Help the Aged complained that Sefton Council was unlawfully expecting the elderly to make contributions to their care home until they were down to their last pounds 1,500 - the cost of a funeral.

But the council argued that shortage of money from the Government meant it could not afford to fund the private residential and nursing home fees of those with assets.

In a ruling which will affect local authorities nationwide, Mr Justice Howett ruled that the authority was acting within its powers and was entitled to take into account its own resources when assessing needs.

He distinguished Mr Pinch's case from that of Mrs Blanchard however. Mr Pinch's place at The Glade rest home in Birkdale, Southport, had been funded from the start by the local authority and had only later been withdrawn when his capital went above pounds 16,000.

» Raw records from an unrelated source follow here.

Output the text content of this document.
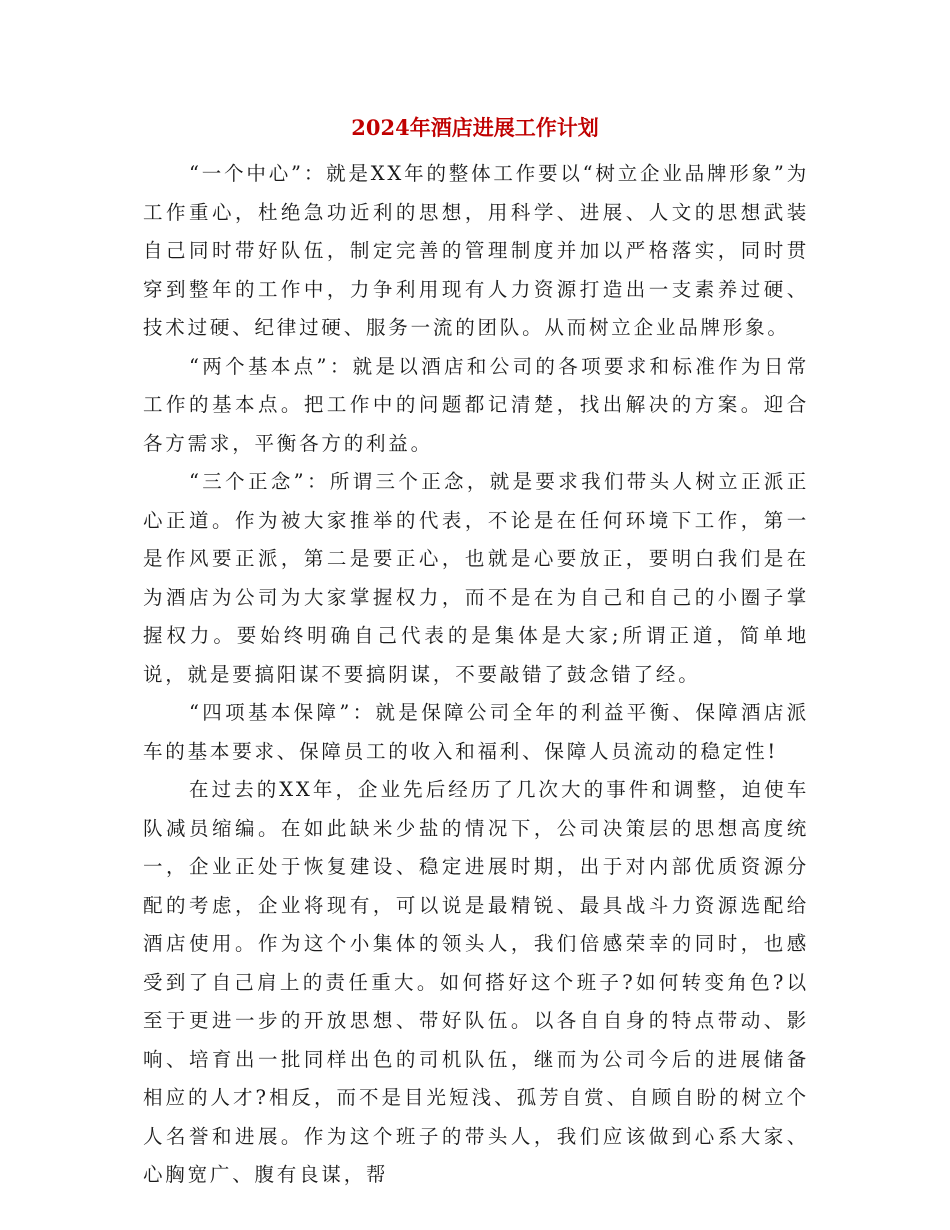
2024年酒店进展工作计划

“一个中心”：就是XX年的整体工作要以“树立企业品牌形象”为工作重心，杜绝急功近利的思想，用科学、进展、人文的思想武装自己同时带好队伍，制定完善的管理制度并加以严格落实，同时贯穿到整年的工作中，力争利用现有人力资源打造出一支素养过硬、技术过硬、纪律过硬、服务一流的团队。从而树立企业品牌形象。

“两个基本点”：就是以酒店和公司的各项要求和标准作为日常工作的基本点。把工作中的问题都记清楚，找出解决的方案。迎合各方需求，平衡各方的利益。

“三个正念”：所谓三个正念，就是要求我们带头人树立正派正心正道。作为被大家推举的代表，不论是在任何环境下工作，第一是作风要正派，第二是要正心，也就是心要放正，要明白我们是在为酒店为公司为大家掌握权力，而不是在为自己和自己的小圈子掌握权力。要始终明确自己代表的是集体是大家;所谓正道，简单地说，就是要搞阳谋不要搞阴谋，不要敲错了鼓念错了经。

“四项基本保障”：就是保障公司全年的利益平衡、保障酒店派车的基本要求、保障员工的收入和福利、保障人员流动的稳定性!

在过去的XX年，企业先后经历了几次大的事件和调整，迫使车队减员缩编。在如此缺米少盐的情况下，公司决策层的思想高度统一，企业正处于恢复建设、稳定进展时期，出于对内部优质资源分配的考虑，企业将现有，可以说是最精锐、最具战斗力资源选配给酒店使用。作为这个小集体的领头人，我们倍感荣幸的同时，也感受到了自己肩上的责任重大。如何搭好这个班子?如何转变角色?以至于更进一步的开放思想、带好队伍。以各自自身的特点带动、影响、培育出一批同样出色的司机队伍，继而为公司今后的进展储备相应的人才?相反，而不是目光短浅、孤芳自赏、自顾自盼的树立个人名誉和进展。作为这个班子的带头人，我们应该做到心系大家、心胸宽广、腹有良谋，帮
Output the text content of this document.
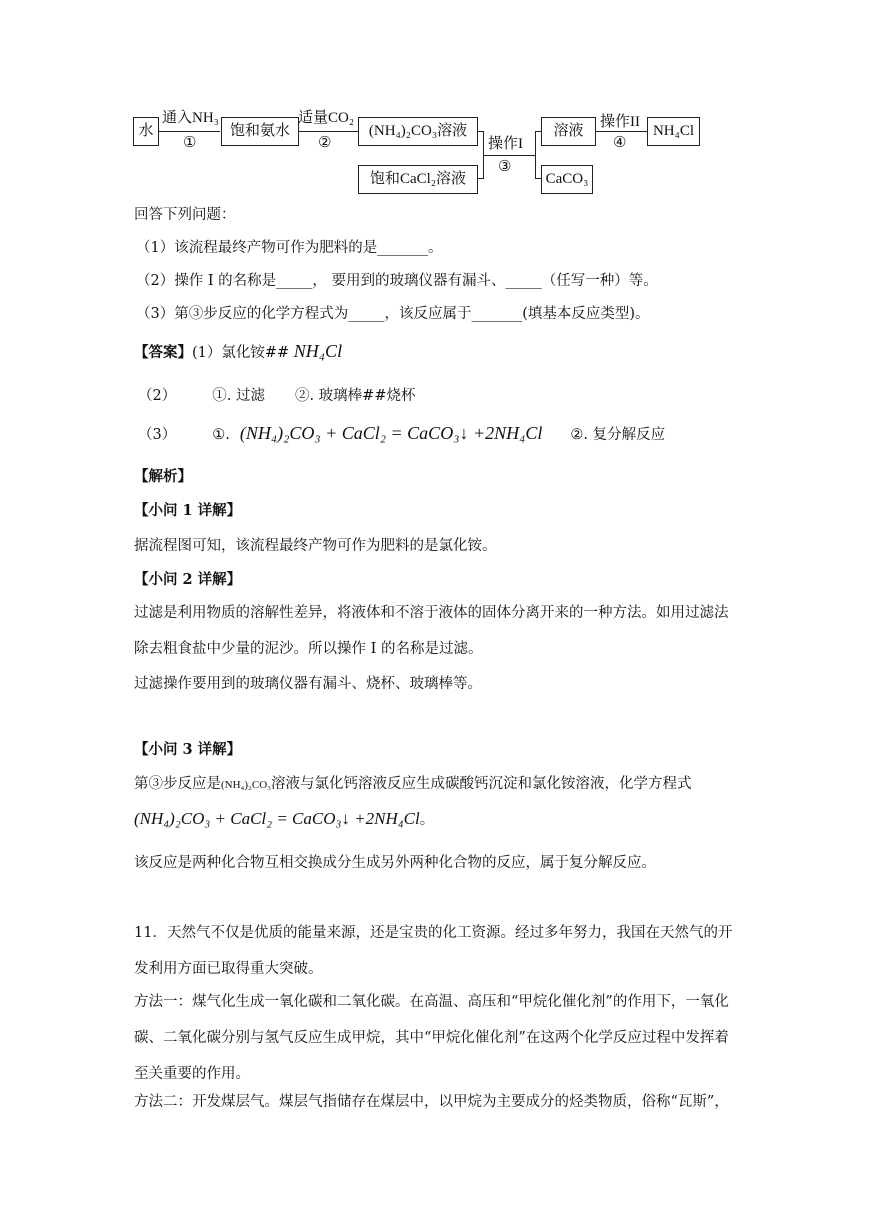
水
通入NH₃
①
饱和氨水
适量CO₂
②
(NH₄)₂CO₃溶液
饱和CaCl₂溶液
操作I
③
溶液
CaCO₃
操作II
④
NH₄Cl
回答下列问题：
（1）该流程最终产物可作为肥料的是_______。
（2）操作 I 的名称是_____， 要用到的玻璃仪器有漏斗、_____（任写一种）等。
（3）第③步反应的化学方程式为_____，该反应属于_______(填基本反应类型)。
【答案】(1）氯化铵## NH₄Cl
（2） ①. 过滤 ②. 玻璃棒##烧杯
（3） ①. (NH₄)₂CO₃ + CaCl₂ = CaCO₃↓ +2NH₄Cl ②. 复分解反应
【解析】
【小问 1 详解】
据流程图可知，该流程最终产物可作为肥料的是氯化铵。
【小问 2 详解】
过滤是利用物质的溶解性差异，将液体和不溶于液体的固体分离开来的一种方法。如用过滤法除去粗食盐中少量的泥沙。所以操作 I 的名称是过滤。
过滤操作要用到的玻璃仪器有漏斗、烧杯、玻璃棒等。
【小问 3 详解】
第③步反应是(NH₄)₂CO₃溶液与氯化钙溶液反应生成碳酸钙沉淀和氯化铵溶液，化学方程式
(NH₄)₂CO₃ + CaCl₂ = CaCO₃↓ +2NH₄Cl。
该反应是两种化合物互相交换成分生成另外两种化合物的反应，属于复分解反应。
11．天然气不仅是优质的能量来源，还是宝贵的化工资源。经过多年努力，我国在天然气的开发利用方面已取得重大突破。
方法一：煤气化生成一氧化碳和二氧化碳。在高温、高压和“甲烷化催化剂”的作用下，一氧化碳、二氧化碳分别与氢气反应生成甲烷，其中“甲烷化催化剂”在这两个化学反应过程中发挥着至关重要的作用。
方法二：开发煤层气。煤层气指储存在煤层中，以甲烷为主要成分的烃类物质，俗称“瓦斯”，
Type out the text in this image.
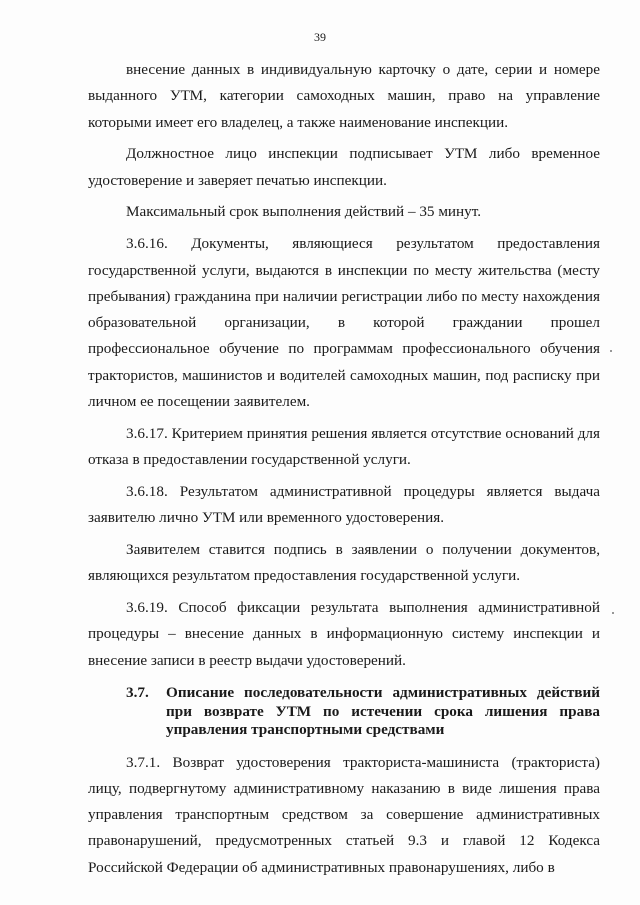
39

внесение данных в индивидуальную карточку о дате, серии и номере выданного УТМ, категории самоходных машин, право на управление которыми имеет его владелец, а также наименование инспекции.

Должностное лицо инспекции подписывает УТМ либо временное удостоверение и заверяет печатью инспекции.

Максимальный срок выполнения действий – 35 минут.

3.6.16. Документы, являющиеся результатом предоставления государственной услуги, выдаются в инспекции по месту жительства (месту пребывания) гражданина при наличии регистрации либо по месту нахождения образовательной организации, в которой граждании прошел профессиональное обучение по программам профессионального обучения трактористов, машинистов и водителей самоходных машин, под расписку при личном ее посещении заявителем.

3.6.17. Критерием принятия решения является отсутствие оснований для отказа в предоставлении государственной услуги.

3.6.18. Результатом административной процедуры является выдача заявителю лично УТМ или временного удостоверения.

Заявителем ставится подпись в заявлении о получении документов, являющихся результатом предоставления государственной услуги.

3.6.19. Способ фиксации результата выполнения административной процедуры – внесение данных в информационную систему инспекции и внесение записи в реестр выдачи удостоверений.

3.7.	Описание последовательности административных действий при возврате УТМ по истечении срока лишения права управления транспортными средствами

3.7.1. Возврат удостоверения тракториста-машиниста (тракториста) лицу, подвергнутому административному наказанию в виде лишения права управления транспортным средством за совершение административных правонарушений, предусмотренных статьей 9.3 и главой 12 Кодекса Российской Федерации об административных правонарушениях, либо в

When his care home bills again reduced his resources to below pounds 16,000, the council had applied its pounds 1,500 threshold policy and refused to make any further contributions. Mr Justice Howett said the council's stance in the case of Mr Pinch, a diabetic widower, had been "unlawful" and ordered it to restore the contributions.

But Mrs Blanchard, who suffers from severe memory loss, had paid her own care home bills at the Warren Park Nursing Home, Blundellsands, Liverpool. When she sought a community care assessment, the council refused to help until her savings had fallen below pounds 16,000. Yesterday the court ruled that the council had no duty to arrange accommodation for her because they were entitled to take into account her remaining savings and her own resources.

Help the Aged's head of planning, Tessa Harding, said: "This judgment blows a hole through community care policy and makes government assurances to older people meaningless. It takes us straight back to the Poor Law."

Jean Gould, project solicitor for the Public Law Project warned that the decision nullified last year's regulations: "This ruling will mean that local authorities will be able to refuse to arrange to provide residential care for the elderly solely because they have a little money in the bank."

Sally Greengross, director of Age Concern England, said: "The reality of this means that local authorities have an open door to avoid funding care for older people who have some savings or assets. The key problem remains. There is simply not enough money to provide all the services that older people need."